The short interest picture complicates that optimism. Bears have built steadily since early April. Short interest jumped roughly 24% over the past month, rising from around 6.5 million shares to just over 8 million, equivalent to 12% of the free float. That's a material position for a specialty biotech. Yet the borrow market tells a different story: cost to borrow runs at 0.47% annualised — effectively free — and availability remains loose, with utilisation far below its 52-week peak of 10.6%. Short sellers have been accumulating, but they're not paying a squeeze premium to do so. Options positioning reinforces the calm: the put/call ratio is at 0.12, near its lowest reading of the past year and barely above the 20-day average of 0.11. Call demand dominates, consistent with the bullish momentum after earnings — this is not a crowd bracing for downside.

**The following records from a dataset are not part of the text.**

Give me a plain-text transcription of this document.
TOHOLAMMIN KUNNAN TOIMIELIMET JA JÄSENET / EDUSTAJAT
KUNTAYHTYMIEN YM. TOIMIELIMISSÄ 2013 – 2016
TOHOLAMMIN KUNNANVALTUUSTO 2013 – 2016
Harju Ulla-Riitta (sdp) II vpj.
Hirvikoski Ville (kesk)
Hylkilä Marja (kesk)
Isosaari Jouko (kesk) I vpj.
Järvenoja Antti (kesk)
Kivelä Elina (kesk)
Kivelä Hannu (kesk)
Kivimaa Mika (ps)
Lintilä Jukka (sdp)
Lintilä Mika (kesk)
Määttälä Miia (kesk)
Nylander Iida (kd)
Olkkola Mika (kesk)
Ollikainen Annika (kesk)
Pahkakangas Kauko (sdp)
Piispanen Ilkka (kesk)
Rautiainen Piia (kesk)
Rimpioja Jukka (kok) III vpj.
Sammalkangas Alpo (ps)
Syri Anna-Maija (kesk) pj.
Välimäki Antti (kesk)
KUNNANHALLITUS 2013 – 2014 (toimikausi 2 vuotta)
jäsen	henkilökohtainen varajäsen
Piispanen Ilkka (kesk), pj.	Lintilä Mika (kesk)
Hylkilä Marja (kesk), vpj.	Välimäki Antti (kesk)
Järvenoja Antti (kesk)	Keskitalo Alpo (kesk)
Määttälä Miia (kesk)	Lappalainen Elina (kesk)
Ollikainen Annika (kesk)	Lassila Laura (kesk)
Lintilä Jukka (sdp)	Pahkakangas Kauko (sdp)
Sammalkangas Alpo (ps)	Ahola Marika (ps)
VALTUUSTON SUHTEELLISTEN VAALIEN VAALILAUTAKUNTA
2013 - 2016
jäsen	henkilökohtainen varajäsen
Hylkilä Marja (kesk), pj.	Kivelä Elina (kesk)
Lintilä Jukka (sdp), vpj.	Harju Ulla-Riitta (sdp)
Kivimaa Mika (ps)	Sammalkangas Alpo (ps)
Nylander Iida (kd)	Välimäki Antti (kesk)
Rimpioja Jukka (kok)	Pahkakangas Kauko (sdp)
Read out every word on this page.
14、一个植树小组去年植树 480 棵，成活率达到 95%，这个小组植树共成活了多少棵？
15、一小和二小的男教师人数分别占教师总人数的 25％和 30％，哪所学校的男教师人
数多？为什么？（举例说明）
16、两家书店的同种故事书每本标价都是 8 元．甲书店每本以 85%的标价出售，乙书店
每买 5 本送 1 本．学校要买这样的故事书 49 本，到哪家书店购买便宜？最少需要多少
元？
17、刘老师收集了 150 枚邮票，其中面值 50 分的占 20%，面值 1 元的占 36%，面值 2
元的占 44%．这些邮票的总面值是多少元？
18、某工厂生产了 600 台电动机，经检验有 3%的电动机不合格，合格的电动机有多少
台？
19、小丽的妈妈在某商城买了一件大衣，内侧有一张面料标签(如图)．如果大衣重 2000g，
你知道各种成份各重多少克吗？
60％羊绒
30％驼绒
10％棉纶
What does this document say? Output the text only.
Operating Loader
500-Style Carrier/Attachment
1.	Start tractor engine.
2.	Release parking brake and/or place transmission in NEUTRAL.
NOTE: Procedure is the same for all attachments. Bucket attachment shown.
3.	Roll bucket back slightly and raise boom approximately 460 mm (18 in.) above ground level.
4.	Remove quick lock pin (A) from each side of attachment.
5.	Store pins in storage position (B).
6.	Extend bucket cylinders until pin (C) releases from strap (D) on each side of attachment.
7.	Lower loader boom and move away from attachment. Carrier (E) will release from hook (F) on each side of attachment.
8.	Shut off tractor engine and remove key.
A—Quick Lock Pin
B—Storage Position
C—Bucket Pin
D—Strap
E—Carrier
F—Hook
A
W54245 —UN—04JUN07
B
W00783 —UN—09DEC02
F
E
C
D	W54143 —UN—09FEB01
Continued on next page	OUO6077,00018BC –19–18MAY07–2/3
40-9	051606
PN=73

The bull case rests on IMCIVREE, Rhythm's MC4R agonist franchise for rare genetic obesity. Revenue growth has been consistent, and last year's expansion into hypothalamic obesity opened a meaningfully larger addressable market. The Prader-Willi Syndrome programme is the next potential catalyst. Bears point to execution risk on the IMCIVREE sales ramp, the risk of disappointment in earlier-stage assets, and long-term dilution. With the stock still loss-making — trailing P/E is deeply negative and EV/EBITDA is around -40x — valuation is entirely a pipeline story. Forward earnings momentum is strong, ranking in the 83rd percentile for 12-month forward EPS year-on-year improvement, but EPS momentum over the past 30 days is in the 14th percentile, indicating near-term estimate revisions have been muted. Rhythm is also scheduled to present at the Bank of America Global Healthcare Conference, providing another near-term venue for management to shape the narrative around PWS data and commercial execution.
Institutional ownership shows broad-based support. RA Capital holds 9.8% as lead dedicated healthcare manager. Vanguard added more than 1.2 million shares as of end-March. JP Morgan Asset Management increased its position by over 376,000 shares in the same period. Insider activity is less compelling: the CFO sold shares across multiple tranches in February at prices around $100-103, and the Chief Accounting Officer sold in early March near $89. Those sales predate the Q1 beat and may reflect routine planning, but the net insider position over 90 days turned mildly positive on a shares basis due to equity awards, not open-market buying. That combination — institutions adding, insiders selling before earnings — is a neutral rather than directional signal.
With the next earnings event pencilled for June 24, the near-term story pivots from quarterly numbers to any incremental data or conference commentary on the PWS programme. Short interest at 12% of float is elevated enough to fuel a meaningful covering rally if the thesis continues to build — but with borrow freely available and options traders positioned bullishly, there is no indication yet that bears are under pressure to move.